Regarding new antitumor therapies, ATC have poorly benefited from recent progresses. Some have been tested in ATC but results have been often disappointing. Targeted agents directed against VEGF-R like axitinib (AG-013736) or against BRAF and VEGF-R like sorafenib (Nexavar®) have been tested in phase II trials including patients with anaplastic thyroid carcinoma [20, 21]. One response was obtained with axitinib and one stabilization with sorafenib.

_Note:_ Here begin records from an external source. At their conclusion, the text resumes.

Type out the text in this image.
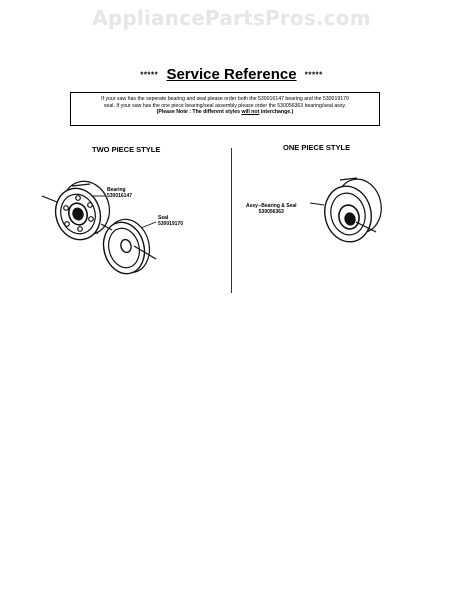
AppliancePartsPros.com
***** Service Reference *****
If your saw has the seperate bearing and seal please order both the 530016147 bearing and the 530019170
seal. If your saw has the one piece bearing/seal assembly please order the 530056363 bearing/seal assy.
(Please Note : The different styles will not interchange.)
TWO PIECE STYLE	ONE PIECE STYLE
Bearing
530016147
Seal
530019170
Assy--Bearing & Seal
530056363
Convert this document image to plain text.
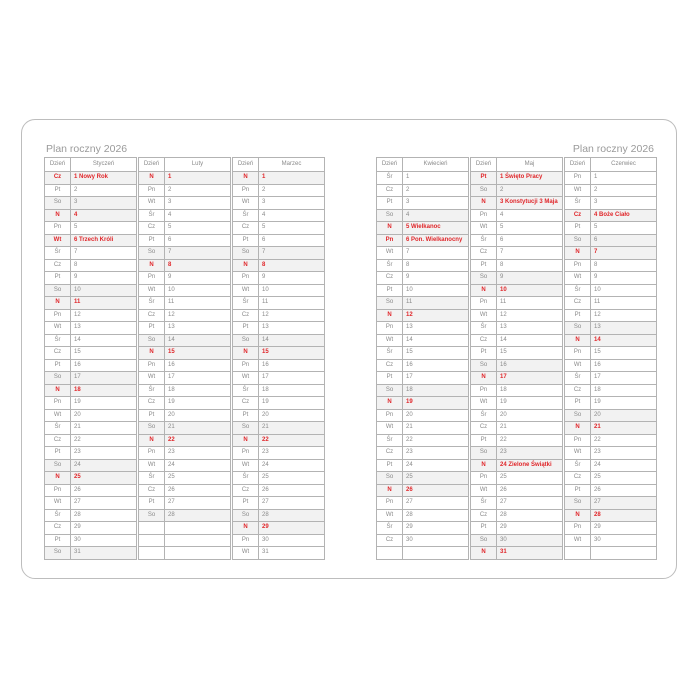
Plan roczny 2026	Plan roczny 2026
Dzień	Styczeń
Cz	1 Nowy Rok
Pt	2
So	3
N	4
Pn	5
Wt	6 Trzech Króli
Śr	7
Cz	8
Pt	9
So	10
N	11
Pn	12
Wt	13
Śr	14
Cz	15
Pt	16
So	17
N	18
Pn	19
Wt	20
Śr	21
Cz	22
Pt	23
So	24
N	25
Pn	26
Wt	27
Śr	28
Cz	29
Pt	30
So	31
Dzień	Luty
N	1
Pn	2
Wt	3
Śr	4
Cz	5
Pt	6
So	7
N	8
Pn	9
Wt	10
Śr	11
Cz	12
Pt	13
So	14
N	15
Pn	16
Wt	17
Śr	18
Cz	19
Pt	20
So	21
N	22
Pn	23
Wt	24
Śr	25
Cz	26
Pt	27
So	28
Dzień	Marzec
N	1
Pn	2
Wt	3
Śr	4
Cz	5
Pt	6
So	7
N	8
Pn	9
Wt	10
Śr	11
Cz	12
Pt	13
So	14
N	15
Pn	16
Wt	17
Śr	18
Cz	19
Pt	20
So	21
N	22
Pn	23
Wt	24
Śr	25
Cz	26
Pt	27
So	28
N	29
Pn	30
Wt	31
Dzień	Kwiecień
Śr	1
Cz	2
Pt	3
So	4
N	5 Wielkanoc
Pn	6 Pon. Wielkanocny
Wt	7
Śr	8
Cz	9
Pt	10
So	11
N	12
Pn	13
Wt	14
Śr	15
Cz	16
Pt	17
So	18
N	19
Pn	20
Wt	21
Śr	22
Cz	23
Pt	24
So	25
N	26
Pn	27
Wt	28
Śr	29
Cz	30
Dzień	Maj
Pt	1 Święto Pracy
So	2
N	3 Konstytucji 3 Maja
Pn	4
Wt	5
Śr	6
Cz	7
Pt	8
So	9
N	10
Pn	11
Wt	12
Śr	13
Cz	14
Pt	15
So	16
N	17
Pn	18
Wt	19
Śr	20
Cz	21
Pt	22
So	23
N	24 Zielone Świątki
Pn	25
Wt	26
Śr	27
Cz	28
Pt	29
So	30
N	31
Dzień	Czerwiec
Pn	1
Wt	2
Śr	3
Cz	4 Boże Ciało
Pt	5
So	6
N	7
Pn	8
Wt	9
Śr	10
Cz	11
Pt	12
So	13
N	14
Pn	15
Wt	16
Śr	17
Cz	18
Pt	19
So	20
N	21
Pn	22
Wt	23
Śr	24
Cz	25
Pt	26
So	27
N	28
Pn	29
Wt	30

Vascular disrupting agents as Zybrestat® (fosbretabulin, combretastatin A4 phosphate (CA4P)) have been evaluated in ATC because of their antiangiogenic and cytotoxic activity. The promising results obtained in vitro foreshadowed the clinical efficacy of the drug [22]. at the 35th European Society of Medical Oncology (ESMO) meeting, the preliminary results of a phase II-III study of Zybrestat® in combination with chemotherapy in ATC were presented. In this study, 80 patients (out of the 180 planned) were randomized to receive Zybrestat® (IV once a week) in combination with chemotherapy (paclitaxel-carboplatin every 3 weeks) versus chemotherapy alone. For the first time in ATC, the median overall survival time was increased by the association (5.1 months versus 4.1 months for patients receiving chemotherapy alone).

Conclusions

Despite the ultimately dismal prognosis of ATC, multimodality treatment significantly improves local control and appears to achieve long-term survival in some patients. Hopefully, active ongoing research should identify systemic treatments to be used in combination with more conventional methods. A promising area of research includes potential targeted treatment modalities focusing on the genetic alterations found in ATC. For example, p53 gene mutations commonly occur in ATC and may explain the loss of control of cell proliferation [23] but no treatment based on this abnormality has yet emerged. Recently, a prospective randomized trial has shown that CA4P (a reversible tubulin-binding vascular-disrupting agent) induces a significant survival benefit when used in combination with carboplatin and paclitaxel [24]. Other areas of active research involve angiogenesis inhibitors and tyrosine kinase inhibitors [25].